Town crier Mohammed Ni’ima, who also lives in Bukka village with his family, is a parent who not only allowed CDDs to provide SMC to his 3-year old daughter Umma, but also served as a key figure for community mobilization. Mohammed initially learned about SPAQ during the community sensitization meetings held in his ward prior to the start of the drug administration in June 2013. He then became actively engaged in promoting the program through his work as town crier, making public announcements in the streets and marketplace of Bukka.
“I am happy to be part of this project, helping through my work to create awareness about malaria prevention for children under 5 years using these tablets,” he said. “My daughter has taken her second course of drugs and she is very healthy, with no malaria.”
Given the challenges of delivering SMC month after month and year after year to ensure that children are adequately protected, CHAI has been working to help the Kano State Malaria Elimination Program find the most cost-effective ways of administering SPAQ. In 2013, a pilot project funded by Malaria No More UK and the UK Department for International Development examined the costs and coverage achieved by delivering SMC door-to-door, at a single distribution point within the village, or by selling the drugs for a low price through private sector shops. The pilot demonstrated that having CDDs deliver drugs door-to-door was more expensive than the other approaches, but that these higher costs were outweighed by the much higher fraction of children who successfully received drugs. In total, it was estimated that approximately 22,000 child illnesses and 200 deaths were prevented by the 2013 drug distribution.

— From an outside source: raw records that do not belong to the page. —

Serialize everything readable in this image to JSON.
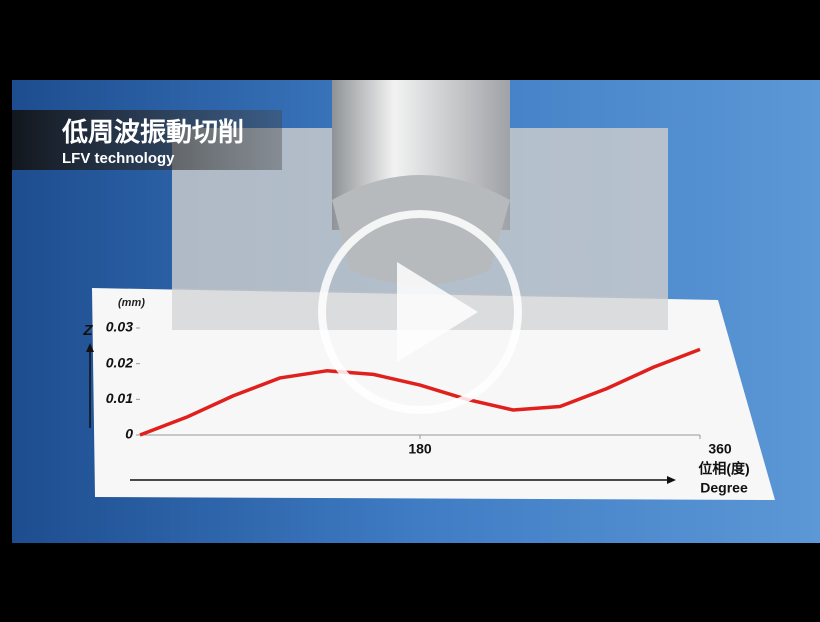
{
  "caption": {
    "title": "低周波振動切削",
    "subtitle": "LFV technology"
  },
  "chart_data": {
    "type": "line",
    "y_unit": "(mm)",
    "y_label": "Z",
    "x_label": "位相(度)",
    "x_label_2": "Degree",
    "x": [
      0,
      30,
      60,
      90,
      120,
      150,
      180,
      210,
      240,
      270,
      300,
      330,
      360
    ],
    "series": [
      {
        "color": "#e0201c",
        "values": [
          0,
          0.005,
          0.011,
          0.016,
          0.018,
          0.017,
          0.014,
          0.01,
          0.007,
          0.008,
          0.013,
          0.019,
          0.024
        ]
      }
    ],
    "xlim": [
      0,
      360
    ],
    "xticks": [
      180,
      360
    ],
    "ylim": [
      0,
      0.03
    ],
    "yticks": [
      0,
      0.01,
      0.02,
      0.03
    ]
  }
}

Kano State and CHAI continued to work to maximize the impact of SMC in 2014. In this region, high rates of malnutrition likely exacerbate the negative health consequences of malaria, so much so that it has been estimated that 50 percent of malaria deaths may be attributable to malnutrition. Therefore, CHAI and the Kano State Malaria Elimination Program sought to examine whether both malaria mortality and nutritional outcomes could be improved if SMC drugs were bundled with a lipid-based nutritional supplement (LNS). Supported by funding from the Children’s Investment Foundation Fund and a donation of LNS from Nutriset, CHAI partnered with the Kano State Malaria Elimination Program to roll out an integrated distribution of both SMC and nutritional supplement to a target population of 10,000 under-5 children.

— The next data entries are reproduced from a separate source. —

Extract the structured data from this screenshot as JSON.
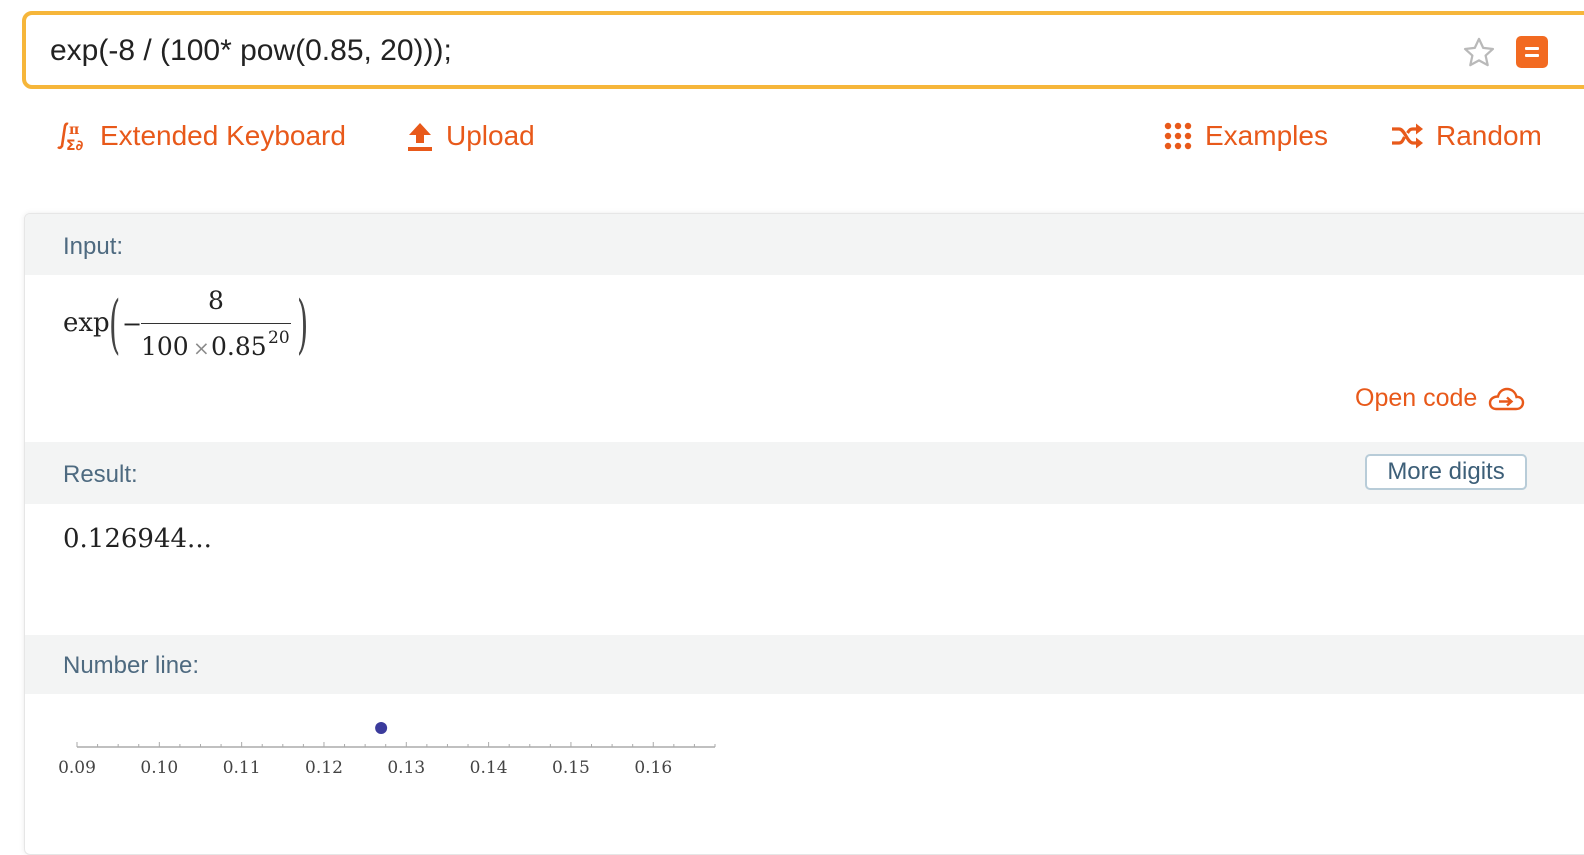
{
  "search": {
    "query": "exp(-8 / (100* pow(0.85, 20)));"
  },
  "toolbar": {
    "extended_keyboard": "Extended Keyboard",
    "upload": "Upload",
    "examples": "Examples",
    "random": "Random"
  },
  "input_pod": {
    "title": "Input:",
    "func": "exp",
    "minus": "−",
    "numerator": "8",
    "den_coef": "100",
    "times": "×",
    "base": "0.85",
    "exponent": "20",
    "open_code": "Open code"
  },
  "result_pod": {
    "title": "Result:",
    "value": "0.126944...",
    "more_digits": "More digits"
  },
  "number_line_pod": {
    "title": "Number line:"
  },
  "chart_data": {
    "type": "scatter",
    "xlim": [
      0.09,
      0.1675
    ],
    "tick_labels": [
      "0.09",
      "0.10",
      "0.11",
      "0.12",
      "0.13",
      "0.14",
      "0.15",
      "0.16"
    ],
    "tick_values": [
      0.09,
      0.1,
      0.11,
      0.12,
      0.13,
      0.14,
      0.15,
      0.16
    ],
    "minor_step": 0.0025,
    "points": [
      0.126944
    ],
    "point_color": "#3b3b9c"
  },
  "colors": {
    "accent": "#e8591a",
    "focus_border": "#f6b63a",
    "pod_header": "#f3f4f4",
    "label": "#4e6a80"
  }
}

Comparison of the children receiving the integrated distribution with those receiving only the SMC drugs suggested that children receiving both SMC and the nutritional supplement were even more protected against malaria than those receiving SPAQ alone. Overall, the project was estimated to have averted approximately 7,000 child illnesses and up to 70 deaths. It also provides intriguing evidence for how future SMC campaigns can be improved to save even more lives across the Sahelian Belt.

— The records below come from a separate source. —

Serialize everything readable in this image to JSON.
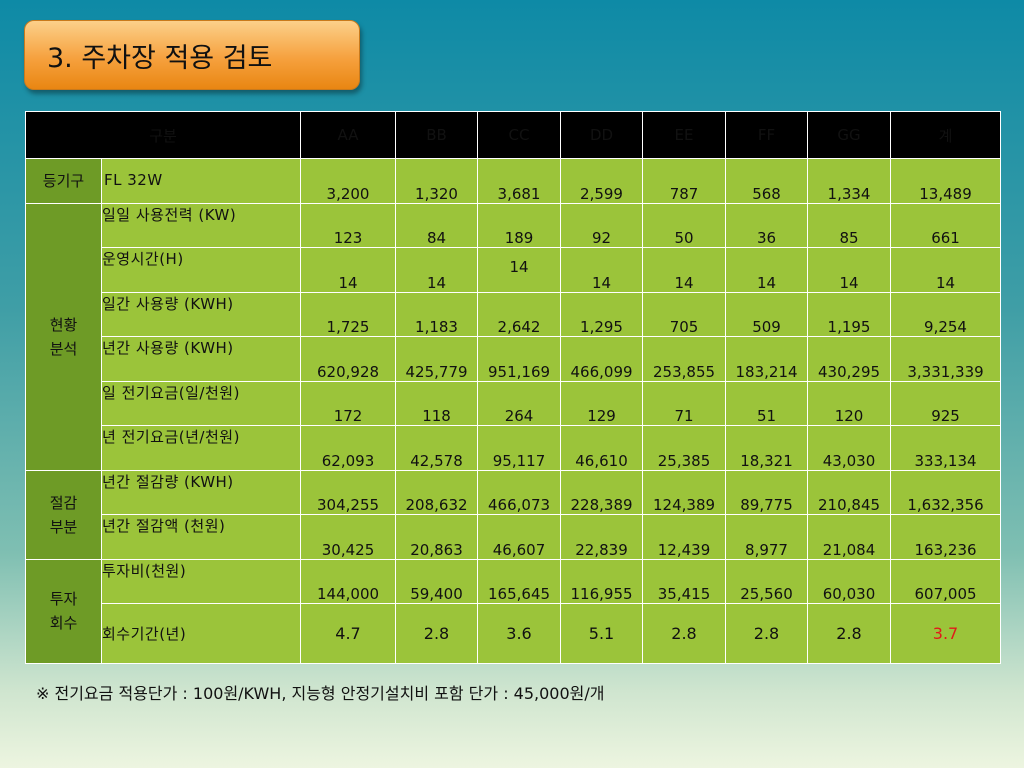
{
  "title": "3. 주차장 적용 검토",
  "table": {
    "header": [
      "구분",
      "AA",
      "BB",
      "CC",
      "DD",
      "EE",
      "FF",
      "GG",
      "계"
    ],
    "groups": {
      "fixture": "등기구",
      "status_line1": "현황",
      "status_line2": "분석",
      "saving_line1": "절감",
      "saving_line2": "부분",
      "invest_line1": "투자",
      "invest_line2": "회수"
    },
    "rows": [
      {
        "label": "FL 32W",
        "values": [
          "3,200",
          "1,320",
          "3,681",
          "2,599",
          "787",
          "568",
          "1,334",
          "13,489"
        ]
      },
      {
        "label": "일일 사용전력 (KW)",
        "values": [
          "123",
          "84",
          "189",
          "92",
          "50",
          "36",
          "85",
          "661"
        ]
      },
      {
        "label": "운영시간(H)",
        "values": [
          "14",
          "14",
          "14",
          "14",
          "14",
          "14",
          "14",
          "14"
        ]
      },
      {
        "label": "일간 사용량 (KWH)",
        "values": [
          "1,725",
          "1,183",
          "2,642",
          "1,295",
          "705",
          "509",
          "1,195",
          "9,254"
        ]
      },
      {
        "label": "년간 사용량 (KWH)",
        "values": [
          "620,928",
          "425,779",
          "951,169",
          "466,099",
          "253,855",
          "183,214",
          "430,295",
          "3,331,339"
        ]
      },
      {
        "label": "일 전기요금(일/천원)",
        "values": [
          "172",
          "118",
          "264",
          "129",
          "71",
          "51",
          "120",
          "925"
        ]
      },
      {
        "label": "년 전기요금(년/천원)",
        "values": [
          "62,093",
          "42,578",
          "95,117",
          "46,610",
          "25,385",
          "18,321",
          "43,030",
          "333,134"
        ]
      },
      {
        "label": "년간 절감량 (KWH)",
        "values": [
          "304,255",
          "208,632",
          "466,073",
          "228,389",
          "124,389",
          "89,775",
          "210,845",
          "1,632,356"
        ]
      },
      {
        "label": "년간 절감액 (천원)",
        "values": [
          "30,425",
          "20,863",
          "46,607",
          "22,839",
          "12,439",
          "8,977",
          "21,084",
          "163,236"
        ]
      },
      {
        "label": "투자비(천원)",
        "values": [
          "144,000",
          "59,400",
          "165,645",
          "116,955",
          "35,415",
          "25,560",
          "60,030",
          "607,005"
        ]
      },
      {
        "label": "회수기간(년)",
        "values": [
          "4.7",
          "2.8",
          "3.6",
          "5.1",
          "2.8",
          "2.8",
          "2.8",
          "3.7"
        ]
      }
    ]
  },
  "footnote": "※ 전기요금 적용단가 : 100원/KWH,  지능형 안정기설치비 포함 단가 : 45,000원/개",
  "colors": {
    "highlight_value": "#e01a1a",
    "group_cell": "#6e9b26",
    "data_cell": "#9bc43a",
    "header": "#000000"
  }
}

Given the success of adding nutritional supplements to SMC, CHAI is exploring other commodities or services that can be bundled with the campaign. CHAI is currently investigating opportunities to scale up the SMC campaign to all of Kano State, with the goal of reaching approximately 2.5 million children under 5. As town crier Mohammed Ni’ima said, his daughter Umma is “living testimony of the benefit of administering SPAQ. I wish it had been available in past years. My daughter has not had malaria since she started taking this drug.” In an effort to ensure Umma and countless other children are able to access SMC, he Kano State Malaria Elimination Program and CHAI are working closely with the new Kano State leadership to secure resources for the 2016 rainy season.